Additionally, our findings demonstrated a rise in plasma cortisol only in the ND group over the course of 4-weeks. Rises in cortisol have been shown to occur during hypocaloric periods [55
], with greater increases found when participants were asked to closely monitor their diets [55
]. Additionally, fasting has demonstrated an ability to alter the normal circadian rhythm of cortisol rises and falls [60
]. While speculative, the period of TRF may have altered the normal spike seen at the time of day when cortisol was assessed. While cortisol assessments were taken at the same approximate time pre- and post-intervention (±2 h), time from the waking hour was not quantified, which may have also affected the measurement [61
]. However, the previous investigation of Tinsley et al. indicated no alteration of the cortisol awakening response or changes in average cortisol concentrations with eight weeks of TRF plus resistance training in females [22
]. Future investigations should explore the implications of TRF on cortisol levels and rhythms further. Additionally, the discrepancies between the present study’s findings and that of Moro and colleagues (i.e., no change in cortisol) [21
] might be attributable to the implementation of a weight-maintenance diet, rather than an energy-restricted diet.

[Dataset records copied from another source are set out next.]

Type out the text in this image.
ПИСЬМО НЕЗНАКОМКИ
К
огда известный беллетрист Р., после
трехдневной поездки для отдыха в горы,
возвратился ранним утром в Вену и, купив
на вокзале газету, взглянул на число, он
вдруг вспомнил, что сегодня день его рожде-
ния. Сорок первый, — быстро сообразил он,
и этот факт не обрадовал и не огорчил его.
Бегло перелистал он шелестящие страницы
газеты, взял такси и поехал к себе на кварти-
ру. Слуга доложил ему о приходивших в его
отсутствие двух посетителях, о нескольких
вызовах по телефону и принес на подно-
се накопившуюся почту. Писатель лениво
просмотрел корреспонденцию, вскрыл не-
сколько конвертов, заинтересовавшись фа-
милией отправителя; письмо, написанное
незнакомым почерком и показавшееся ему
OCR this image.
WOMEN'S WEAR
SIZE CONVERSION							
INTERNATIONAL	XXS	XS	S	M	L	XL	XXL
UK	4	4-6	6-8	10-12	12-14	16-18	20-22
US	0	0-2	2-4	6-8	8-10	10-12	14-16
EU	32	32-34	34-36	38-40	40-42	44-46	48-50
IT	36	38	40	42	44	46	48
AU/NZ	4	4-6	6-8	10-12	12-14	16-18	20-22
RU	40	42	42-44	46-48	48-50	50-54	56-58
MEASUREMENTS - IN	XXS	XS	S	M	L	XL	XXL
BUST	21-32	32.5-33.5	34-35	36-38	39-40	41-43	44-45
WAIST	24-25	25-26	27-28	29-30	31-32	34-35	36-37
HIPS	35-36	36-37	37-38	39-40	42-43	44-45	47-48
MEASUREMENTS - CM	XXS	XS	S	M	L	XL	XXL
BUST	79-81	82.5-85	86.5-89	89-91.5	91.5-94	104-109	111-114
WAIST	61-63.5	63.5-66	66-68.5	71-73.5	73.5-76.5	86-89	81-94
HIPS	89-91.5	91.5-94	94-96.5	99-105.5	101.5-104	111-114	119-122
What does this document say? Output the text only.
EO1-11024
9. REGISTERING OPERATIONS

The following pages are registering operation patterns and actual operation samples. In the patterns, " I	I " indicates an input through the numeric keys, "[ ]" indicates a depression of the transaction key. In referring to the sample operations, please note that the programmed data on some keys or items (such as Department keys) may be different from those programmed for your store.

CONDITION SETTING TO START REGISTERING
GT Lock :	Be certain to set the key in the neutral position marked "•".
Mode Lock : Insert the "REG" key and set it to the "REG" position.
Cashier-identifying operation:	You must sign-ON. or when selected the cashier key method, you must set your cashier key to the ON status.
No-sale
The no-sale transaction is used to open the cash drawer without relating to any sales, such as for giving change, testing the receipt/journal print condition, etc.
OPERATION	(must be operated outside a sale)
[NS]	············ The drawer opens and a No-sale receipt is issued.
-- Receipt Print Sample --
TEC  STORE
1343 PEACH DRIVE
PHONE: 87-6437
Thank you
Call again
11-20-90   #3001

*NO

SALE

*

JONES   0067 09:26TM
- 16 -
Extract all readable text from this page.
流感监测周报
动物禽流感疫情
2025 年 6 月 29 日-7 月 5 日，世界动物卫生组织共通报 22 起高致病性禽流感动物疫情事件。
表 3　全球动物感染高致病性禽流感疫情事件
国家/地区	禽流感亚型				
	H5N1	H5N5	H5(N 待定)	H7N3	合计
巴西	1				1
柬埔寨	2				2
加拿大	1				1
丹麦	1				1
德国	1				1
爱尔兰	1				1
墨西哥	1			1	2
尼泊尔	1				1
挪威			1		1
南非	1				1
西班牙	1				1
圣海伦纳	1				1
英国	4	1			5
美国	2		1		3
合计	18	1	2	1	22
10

One of the novel findings of the present investigation was the lack of impact of TRF on perceived athlete readiness. Despite the length of daily calorie abstinence, perceived recovery between training sessions and perceived readiness did not differ between diets. This aspect has not been previously addressed with regard to TRF in resistance training populations, and may be useful when deciding to implement TRF in actively training individuals. Furthermore, the dietary strategy did not significantly impact feelings of energy, motivation to perform physical tasks, fullness, desire to eat, or hunger. However, it is important to highlight that the timing of the surveys may have impacted these findings as they were completed prior to the participants’ workouts, which fell within their feeding window.
There were a number of limitations to the current study that should not be overlooked when interpreting the findings. First, the use of self-reported dietary intake and basing our dietary analysis on a total of 12 days throughout the 4 weeks are limitations. However, efforts were made by the research team to ensure participants were adhering to all dietary guidelines including interviewing participants during each workout (i.e., three times per week) and reviewing dietary logs at the beginning of each week. We also recognize that the 4-week duration of the study is a limitation and more research needs to be conducted that implements longer timeframes (e.g., 8–24 weeks). Furthermore, our participants’ circadian schedules, sleep schedules, and work/academic schedules varied, which may also influence our findings, especially hormone assessments. Additionally, we only examined recreationally active men. Future investigations should explore diverse populations and various degrees of training status including applications to sport specific performance. Moreover, variants of TRF structure should be explored such as employing TRF on weekdays with returns to normal meal patterns on weekends. Furthermore, future investigations should examine the impact of workout timing (i.e., training performed during or outside the feeding window) on potential performance and body composition outcomes in conjunction with TRF.